Le Retournement
« L’idée que les mains brunes de mon fils fouillent un jour, au son des pétards de la fête mariale du 15 août, mes ossements français ironiques, et les dispersent au pied du Mont Hermon, où des chiens faméliques les retourneront d’une patte indécise, me rend de bonne humeur. »
Le Retournement tient à la fois de l’archéologie familiale, de la généalogie historique, du questionnement identitaire et de la fouille existentielle : un texte autobiographique qui semble emprunter au genre littéraire de l’autofiction et aux sujets d’actualité (l’identité, le genre, la religion…) pour mieux les subvertir.
Comment le juif honteux de l’enfance est-il rendu à son judaïsme par la rencontre amoureuse avec son double inversé ?
Manuel est un descendant de Juifs alsaciens par la mère et de la communauté judéo-provençale des Juifs du Pape par le père ; Nour est une arabe d’Achrafieh, née à Boulogne, d’origine grecque-catholique. D’un côté, des minorités persécutées; de l’autre, une minorité schismatique et persécutée : la rencontre improbable et fusionnelle de Carpentras et de Beyrouth ! ls ont en partage l’aristocratie des opprimés qui ont retourné la persécution en distinction, mais doivent composer avec des univers culturels si différents que tout leur est sujet de querelle, source d’une histoire d’amour souvent drolatique. Et voilà que celui qui voulait être Swann, à naviguer habilement dans les eaux hostiles du beau-monde (sa belle-famille d’Ormesson par la grâce d’un premier mariage) et du Paris des lettres, se retrouve appelé au Liban « Abou Hadri » : le père d’Hadrien.
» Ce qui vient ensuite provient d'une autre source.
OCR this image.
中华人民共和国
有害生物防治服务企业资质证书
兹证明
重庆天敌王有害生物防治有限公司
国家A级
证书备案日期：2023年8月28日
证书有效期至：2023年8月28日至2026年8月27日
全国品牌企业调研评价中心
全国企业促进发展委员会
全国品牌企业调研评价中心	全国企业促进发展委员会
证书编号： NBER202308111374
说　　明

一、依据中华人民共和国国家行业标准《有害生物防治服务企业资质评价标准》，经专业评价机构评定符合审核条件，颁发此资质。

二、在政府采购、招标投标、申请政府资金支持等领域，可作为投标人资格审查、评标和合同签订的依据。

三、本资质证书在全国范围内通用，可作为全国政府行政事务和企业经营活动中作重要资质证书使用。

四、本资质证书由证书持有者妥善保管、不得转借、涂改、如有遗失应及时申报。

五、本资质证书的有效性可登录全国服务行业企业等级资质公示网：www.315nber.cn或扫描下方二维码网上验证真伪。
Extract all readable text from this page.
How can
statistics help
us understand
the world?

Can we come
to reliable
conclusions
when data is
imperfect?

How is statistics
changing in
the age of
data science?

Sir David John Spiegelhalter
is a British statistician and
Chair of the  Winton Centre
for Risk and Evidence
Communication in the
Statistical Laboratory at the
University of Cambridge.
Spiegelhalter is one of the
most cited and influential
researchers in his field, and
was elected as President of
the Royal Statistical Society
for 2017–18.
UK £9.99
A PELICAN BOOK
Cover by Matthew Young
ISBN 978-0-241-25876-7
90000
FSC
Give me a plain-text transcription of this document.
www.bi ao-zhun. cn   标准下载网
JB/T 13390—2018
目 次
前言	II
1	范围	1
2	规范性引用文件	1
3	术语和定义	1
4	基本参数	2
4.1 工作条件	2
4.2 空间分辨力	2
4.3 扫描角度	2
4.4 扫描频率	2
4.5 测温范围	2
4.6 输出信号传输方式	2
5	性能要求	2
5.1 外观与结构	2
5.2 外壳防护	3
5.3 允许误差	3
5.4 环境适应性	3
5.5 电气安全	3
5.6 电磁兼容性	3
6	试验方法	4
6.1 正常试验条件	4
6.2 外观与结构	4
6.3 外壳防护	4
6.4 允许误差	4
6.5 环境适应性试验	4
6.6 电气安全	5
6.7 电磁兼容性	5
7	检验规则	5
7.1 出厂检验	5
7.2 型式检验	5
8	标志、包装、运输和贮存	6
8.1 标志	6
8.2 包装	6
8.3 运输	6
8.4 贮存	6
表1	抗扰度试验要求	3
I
L’auteur ressuscite ici les mondes engloutis : les fantômes de sa famille sur laquelle plane l’ombre de morts plus présents que les vivants, le génie de la Jérusalem du Comtat-Venaissin, sa lignée d’ancêtres improbables où Nostradamus côtoie Maimonide et Bernard Lazare donne la main à Adolphe Crémieux.
Placé sous le signe d’une inquiétude mêlée d’ironie, ce récit est la plus merveilleuse réfutation qui se puisse imaginer à l’assignation identitaire qui caractérise nos temps modernes.
Extrait
« Quand on rendra la terre aux gens de ma race »
Souvent, Nour et moi, nous nous disputions.
Je m’en prenais à son pays, le Liban, aux pressions affectives du clan familial, au chaos qui nous engluait tous, rendant parfois impossible de faire cent mètres en voiture. Nour parlait mal l’arabe, se perdait dans les rues qu’elle prenait à contresens, partageant avec moi une cécité de la géographie urbaine.
Un jour, elle planifiait de renverser le gouvernement. Elle écrivait une lettre ouverte au président de la République française afin qu’il gèle les avoirs bancaires de « tous ces malfrats criminels » qui étaient au pouvoir.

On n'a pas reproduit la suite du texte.